En 2006, Lakaz A voit le jour. «Le but est de les accueillir et de les écouter sans juger, sans dire “il faut que tu changes”. Parce que seul le toxicomane peut prendre la décision d’arrêter. On les suit et les soutient avant, pendant et après le traitement à la méthadone. Ils peuvent y prendre une douche, manger, se changer.» C’est Ragini qui s’occupe à plein temps de Lakaz A. Son fils aîné Dean, lui, est éducateur de rue pour la plus grande fierté de son père. Aujourd’hui, Cadress se consacre plus à la formation des jeunes et à la relève. Ce combat est, pour lui, une joie qu’il souhaite partager avec les autres et faire découvrir au monde. Voir un toxicomane s’en sortir et une famille revivre sont pour lui ses plus grandes satisfactions.
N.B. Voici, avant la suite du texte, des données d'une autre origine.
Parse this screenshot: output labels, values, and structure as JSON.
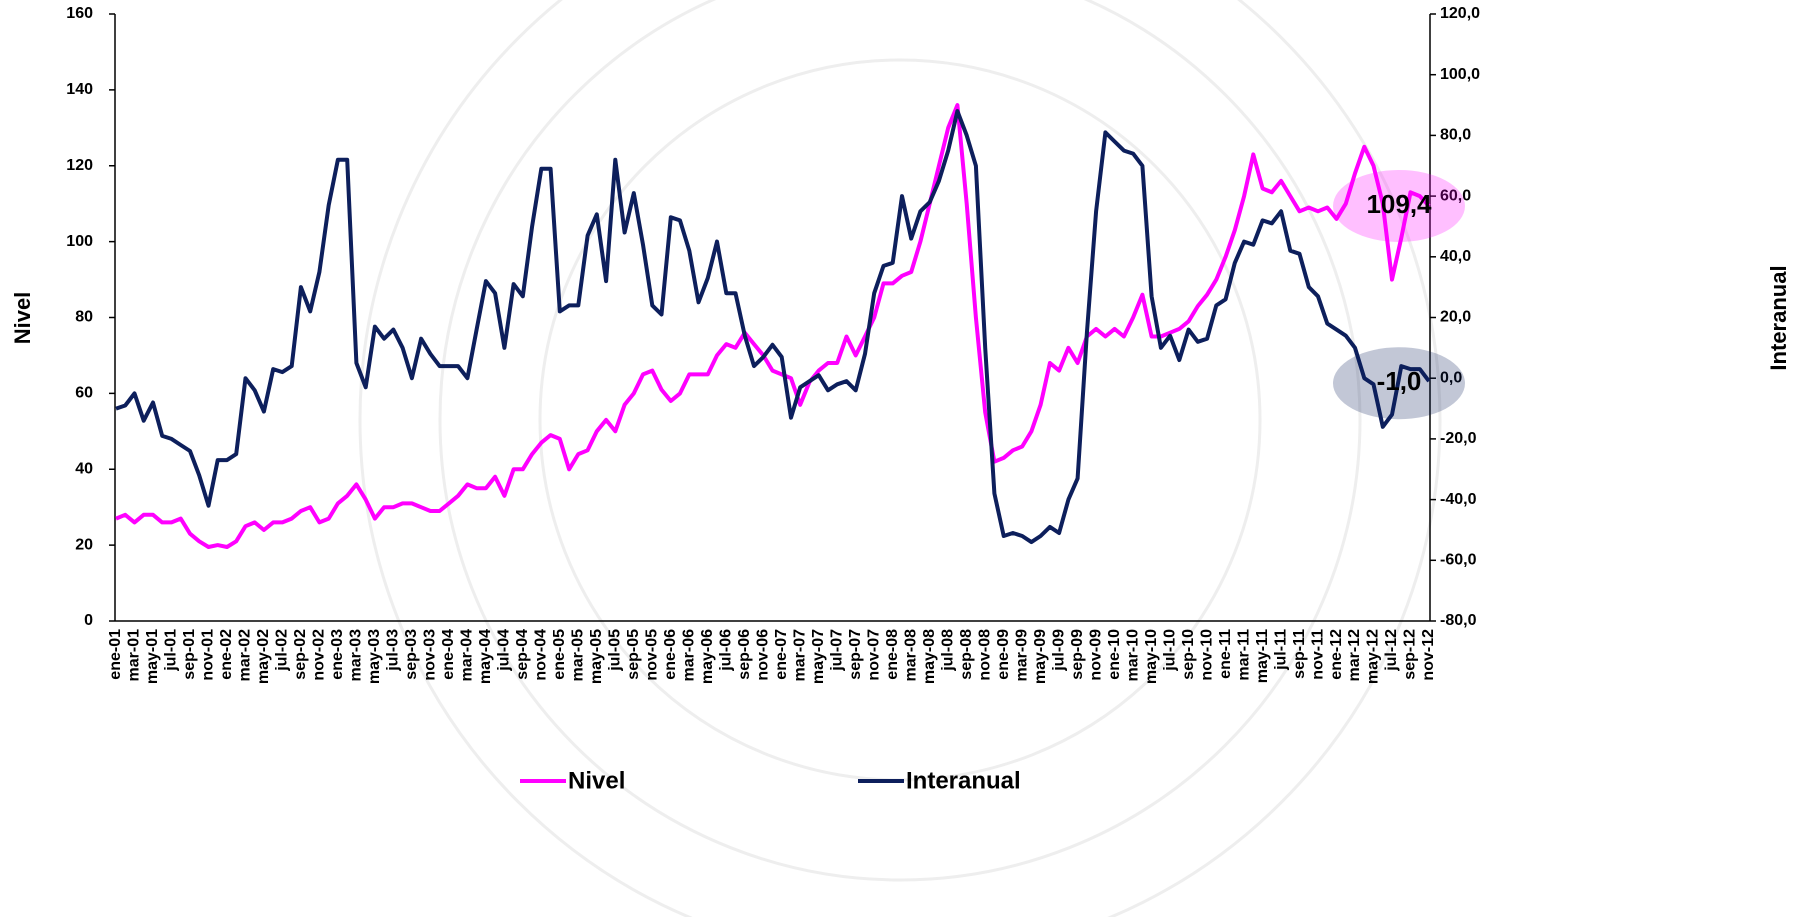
{
  "chart_data": {
    "type": "line",
    "ylabel": "Nivel",
    "y2label": "Interanual",
    "categories": [
      "ene-01",
      null,
      "mar-01",
      null,
      "may-01",
      null,
      "jul-01",
      null,
      "sep-01",
      null,
      "nov-01",
      null,
      "ene-02",
      null,
      "mar-02",
      null,
      "may-02",
      null,
      "jul-02",
      null,
      "sep-02",
      null,
      "nov-02",
      null,
      "ene-03",
      null,
      "mar-03",
      null,
      "may-03",
      null,
      "jul-03",
      null,
      "sep-03",
      null,
      "nov-03",
      null,
      "ene-04",
      null,
      "mar-04",
      null,
      "may-04",
      null,
      "jul-04",
      null,
      "sep-04",
      null,
      "nov-04",
      null,
      "ene-05",
      null,
      "mar-05",
      null,
      "may-05",
      null,
      "jul-05",
      null,
      "sep-05",
      null,
      "nov-05",
      null,
      "ene-06",
      null,
      "mar-06",
      null,
      "may-06",
      null,
      "jul-06",
      null,
      "sep-06",
      null,
      "nov-06",
      null,
      "ene-07",
      null,
      "mar-07",
      null,
      "may-07",
      null,
      "jul-07",
      null,
      "sep-07",
      null,
      "nov-07",
      null,
      "ene-08",
      null,
      "mar-08",
      null,
      "may-08",
      null,
      "jul-08",
      null,
      "sep-08",
      null,
      "nov-08",
      null,
      "ene-09",
      null,
      "mar-09",
      null,
      "may-09",
      null,
      "jul-09",
      null,
      "sep-09",
      null,
      "nov-09",
      null,
      "ene-10",
      null,
      "mar-10",
      null,
      "may-10",
      null,
      "jul-10",
      null,
      "sep-10",
      null,
      "nov-10",
      null,
      "ene-11",
      null,
      "mar-11",
      null,
      "may-11",
      null,
      "jul-11",
      null,
      "sep-11",
      null,
      "nov-11",
      null,
      "ene-12",
      null,
      "mar-12",
      null,
      "may-12",
      null,
      "jul-12",
      null,
      "sep-12",
      null,
      "nov-12"
    ],
    "ylim": [
      0,
      160
    ],
    "yticks": [
      0,
      20,
      40,
      60,
      80,
      100,
      120,
      140,
      160
    ],
    "y2lim": [
      -80,
      120
    ],
    "y2ticks": [
      {
        "value": -80,
        "label": "-80,0"
      },
      {
        "value": -60,
        "label": "-60,0"
      },
      {
        "value": -40,
        "label": "-40,0"
      },
      {
        "value": -20,
        "label": "-20,0"
      },
      {
        "value": 0,
        "label": "0,0"
      },
      {
        "value": 20,
        "label": "20,0"
      },
      {
        "value": 40,
        "label": "40,0"
      },
      {
        "value": 60,
        "label": "60,0"
      },
      {
        "value": 80,
        "label": "80,0"
      },
      {
        "value": 100,
        "label": "100,0"
      },
      {
        "value": 120,
        "label": "120,0"
      }
    ],
    "series": [
      {
        "name": "Nivel",
        "color": "#ff00ff",
        "axis": "y",
        "values": [
          27,
          28,
          26,
          28,
          28,
          26,
          26,
          27,
          23,
          21,
          19.5,
          20,
          19.5,
          21,
          25,
          26,
          24,
          26,
          26,
          27,
          29,
          30,
          26,
          27,
          31,
          33,
          36,
          32,
          27,
          30,
          30,
          31,
          31,
          30,
          29,
          29,
          31,
          33,
          36,
          35,
          35,
          38,
          33,
          40,
          40,
          44,
          47,
          49,
          48,
          40,
          44,
          45,
          50,
          53,
          50,
          57,
          60,
          65,
          66,
          61,
          58,
          60,
          65,
          65,
          65,
          70,
          73,
          72,
          76,
          73,
          70,
          66,
          65,
          64,
          57,
          63,
          66,
          68,
          68,
          75,
          70,
          75,
          80,
          89,
          89,
          91,
          92,
          100,
          110,
          120,
          130,
          136,
          110,
          80,
          55,
          42,
          43,
          45,
          46,
          50,
          57,
          68,
          66,
          72,
          68,
          75,
          77,
          75,
          77,
          75,
          80,
          86,
          75,
          75,
          76,
          77,
          79,
          83,
          86,
          90,
          96,
          103,
          112,
          123,
          114,
          113,
          116,
          112,
          108,
          109,
          108,
          109,
          106,
          110,
          118,
          125,
          120,
          110,
          90,
          101,
          113,
          112,
          109.4
        ],
        "value_labels": [
          null,
          null,
          null,
          null,
          null,
          null,
          null,
          null,
          null,
          null,
          null,
          null,
          null,
          null,
          null,
          null,
          null,
          null,
          null,
          null,
          null,
          null,
          null,
          null,
          null,
          null,
          null,
          null,
          null,
          null,
          null,
          null,
          null,
          null,
          null,
          null,
          null,
          null,
          null,
          null,
          null,
          null,
          null,
          null,
          null,
          null,
          null,
          null,
          null,
          null,
          null,
          null,
          null,
          null,
          null,
          null,
          null,
          null,
          null,
          null,
          null,
          null,
          null,
          null,
          null,
          null,
          null,
          null,
          null,
          null,
          null,
          null,
          null,
          null,
          null,
          null,
          null,
          null,
          null,
          null,
          null,
          null,
          null,
          null,
          null,
          null,
          null,
          null,
          null,
          null,
          null,
          null,
          null,
          null,
          null,
          null,
          null,
          null,
          null,
          null,
          null,
          null,
          null,
          null,
          null,
          null,
          null,
          null,
          null,
          null,
          null,
          null,
          null,
          null,
          null,
          null,
          null,
          null,
          null,
          null,
          null,
          null,
          null,
          null,
          null,
          null,
          null,
          null,
          null,
          null,
          null,
          null,
          null,
          null,
          null,
          null,
          null,
          null,
          null,
          null,
          null,
          null,
          "109,4"
        ]
      },
      {
        "name": "Interanual",
        "color": "#0d1f5c",
        "axis": "y2",
        "values": [
          -10,
          -9,
          -5,
          -14,
          -8,
          -19,
          -20,
          -22,
          -24,
          -32,
          -42,
          -27,
          -27,
          -25,
          0,
          -4,
          -11,
          3,
          2,
          4,
          30,
          22,
          35,
          57,
          72,
          72,
          5,
          -3,
          17,
          13,
          16,
          10,
          0,
          13,
          8,
          4,
          4,
          4,
          0,
          16,
          32,
          28,
          10,
          31,
          27,
          50,
          69,
          69,
          22,
          24,
          24,
          47,
          54,
          32,
          72,
          48,
          61,
          44,
          24,
          21,
          53,
          52,
          42,
          25,
          33,
          45,
          28,
          28,
          14,
          4,
          7,
          11,
          7,
          -13,
          -3,
          -1,
          1,
          -4,
          -2,
          -1,
          -4,
          8,
          28,
          37,
          38,
          60,
          46,
          55,
          58,
          65,
          75,
          88,
          80,
          70,
          10,
          -38,
          -52,
          -51,
          -52,
          -54,
          -52,
          -49,
          -51,
          -40,
          -33,
          15,
          55,
          81,
          78,
          75,
          74,
          70,
          27,
          10,
          14,
          6,
          16,
          12,
          13,
          24,
          26,
          38,
          45,
          44,
          52,
          51,
          55,
          42,
          41,
          30,
          27,
          18,
          16,
          14,
          10,
          0,
          -2,
          -16,
          -12,
          4,
          3,
          3,
          -1
        ],
        "value_labels": [
          null,
          null,
          null,
          null,
          null,
          null,
          null,
          null,
          null,
          null,
          null,
          null,
          null,
          null,
          null,
          null,
          null,
          null,
          null,
          null,
          null,
          null,
          null,
          null,
          null,
          null,
          null,
          null,
          null,
          null,
          null,
          null,
          null,
          null,
          null,
          null,
          null,
          null,
          null,
          null,
          null,
          null,
          null,
          null,
          null,
          null,
          null,
          null,
          null,
          null,
          null,
          null,
          null,
          null,
          null,
          null,
          null,
          null,
          null,
          null,
          null,
          null,
          null,
          null,
          null,
          null,
          null,
          null,
          null,
          null,
          null,
          null,
          null,
          null,
          null,
          null,
          null,
          null,
          null,
          null,
          null,
          null,
          null,
          null,
          null,
          null,
          null,
          null,
          null,
          null,
          null,
          null,
          null,
          null,
          null,
          null,
          null,
          null,
          null,
          null,
          null,
          null,
          null,
          null,
          null,
          null,
          null,
          null,
          null,
          null,
          null,
          null,
          null,
          null,
          null,
          null,
          null,
          null,
          null,
          null,
          null,
          null,
          null,
          null,
          null,
          null,
          null,
          null,
          null,
          null,
          null,
          null,
          null,
          null,
          null,
          null,
          null,
          null,
          null,
          null,
          null,
          null,
          "-1,0"
        ]
      }
    ]
  }
}
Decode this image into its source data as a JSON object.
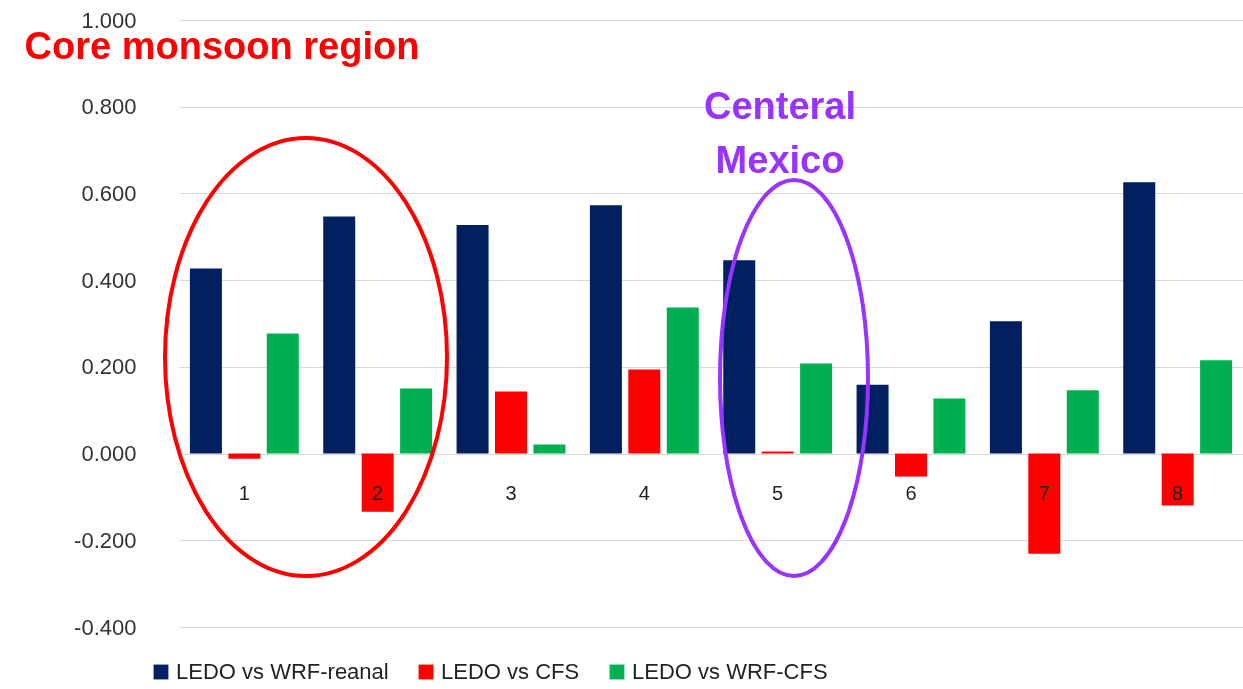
{
  "chart_data": {
    "type": "bar",
    "categories": [
      "1",
      "2",
      "3",
      "4",
      "5",
      "6",
      "7",
      "8"
    ],
    "series": [
      {
        "name": "LEDO vs WRF-reanal",
        "color": "#002060",
        "values": [
          0.427,
          0.547,
          0.527,
          0.573,
          0.446,
          0.159,
          0.305,
          0.626
        ]
      },
      {
        "name": "LEDO vs CFS",
        "color": "#ff0000",
        "values": [
          -0.012,
          -0.134,
          0.143,
          0.194,
          0.005,
          -0.053,
          -0.231,
          -0.12
        ]
      },
      {
        "name": "LEDO vs WRF-CFS",
        "color": "#00b050",
        "values": [
          0.277,
          0.15,
          0.021,
          0.337,
          0.208,
          0.127,
          0.146,
          0.215
        ]
      }
    ],
    "ylim": [
      -0.4,
      1.0
    ],
    "yticks": [
      {
        "value": -0.4,
        "label": "-0.400"
      },
      {
        "value": -0.2,
        "label": "-0.200"
      },
      {
        "value": 0,
        "label": "0.000"
      },
      {
        "value": 0.2,
        "label": "0.200"
      },
      {
        "value": 0.4,
        "label": "0.400"
      },
      {
        "value": 0.6,
        "label": "0.600"
      },
      {
        "value": 0.8,
        "label": "0.800"
      },
      {
        "value": 1.0,
        "label": "1.000"
      }
    ],
    "grid": "y",
    "legend": "bottom",
    "annotations": [
      "Core monsoon region",
      "Centeral\nMexico"
    ]
  }
}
Brigitte Michel : Plus jamais de stigmatization
Lorsqu’un de ses proches tombe dans l’enfer de la drogue, elle ressent le besoin d’en savoir plus pour pouvoir aider cette personne à s’en sortir. Elle qui a toujours été sensible à la détresse des gens souhaite s’engager pour faire avancer les choses. Brigitte Michel rencontre Cadress Rungen, puis Danny Philippe et Nicolas Ritter, qui ont été, dit-elle, ses mentors. Alors qu’elle est Outreach Officer au SOS Village de Bambous, elle souhaite s’engager plus profondément dans la lutte contre le fléau de la drogue. Elle rejoint alors l’équipe de PILS, travaille chez Étoile d’Espérance avant de fonder, en 2009, sa propre association, AILES (Aides, Infos, Libertés, Espoir et Solidarité), à Mangalkhan, quartier où le nombre d’usagers de drogues illicites, de personnes infectées et affectées par le VIH et les décès de plusieurs jeunes drogués ne cesse d’augmenter.
Avec AILES, elle met en place des programmes pour accompagner et soutenir les personnes usant des drogues et les séropositifs dans leurs traitements ainsi que les familles de l’endroit. Elle fait aussi la guerre à la discrimination à l’égard de ces personnes. Pour cela, son équipe et elle organisent des campagnes de prévention et de sensibilisation sur le VIH, les drogues, les hépatites et les comportements à risques, et participent aussi pleinement à divers événements comme le National Candelight et le World Aids Day. En 2013, elle est candidate au concours Women for Change à Deauville et sort parmi les cinq gagnantes.
Au sein d’AILES, son action consiste à coordonner tout le travail de terrain et de bureau, à organiser des réunions d’équipe, à mettre en place des stratégies pour trouver des fonds, entre autres. Si Brigitte Michel est bien convaincue d’une chose, c’est que les usagers de drogues et les personnes vivants avec le VIH sont les personnes les plus rejetées et les plus stigmatisées de la société mauricienne : «Je suis persuadée que ces personnes sont des victimes.» Les échecs, dit-elle, il y en a toujours. Lorsque le travail abattu s’écroule, que des gens meurent d’overdose ou que ceux qui sont sur méthadone sont traités comme des parias ou encore n’arrivent pas à se faire entendre et respecter, Brigitte Michel, elle, ne perd pas la foi. «Ma plus grande fierté, c’est de voir un client malade se relever et vaincre le sida. Il y a aussi la joie de rencontrer les personnes qu’on a soutenues et accompagnées, et qui reviennent du programme de la méthadone pour dire qu’elles vont bien, qu’elles se sont réconciliées avec leurs parents et qu’elles ont trouvé du travail», déclare-t-elle.
Pour Brigitte Michel, quelqu’un qui est dépendant de la drogue reste un humain malgré tout, une personne qui a des sentiments, une dignité. Ne pas prendre en considération les besoins de cette personne est, à ses yeux, injuste et inacceptable. Déterminée dans son combat, elle pousse aussi des coups de gueule contre les autorités qui, dit-elle, ne s’impliquent pas suffisamment dans ce combat : «En 2015, les tabous sont toujours présents et quand ces tabous, ces préjugés se retrouvent chez les décideurs politiques, c’est grave.»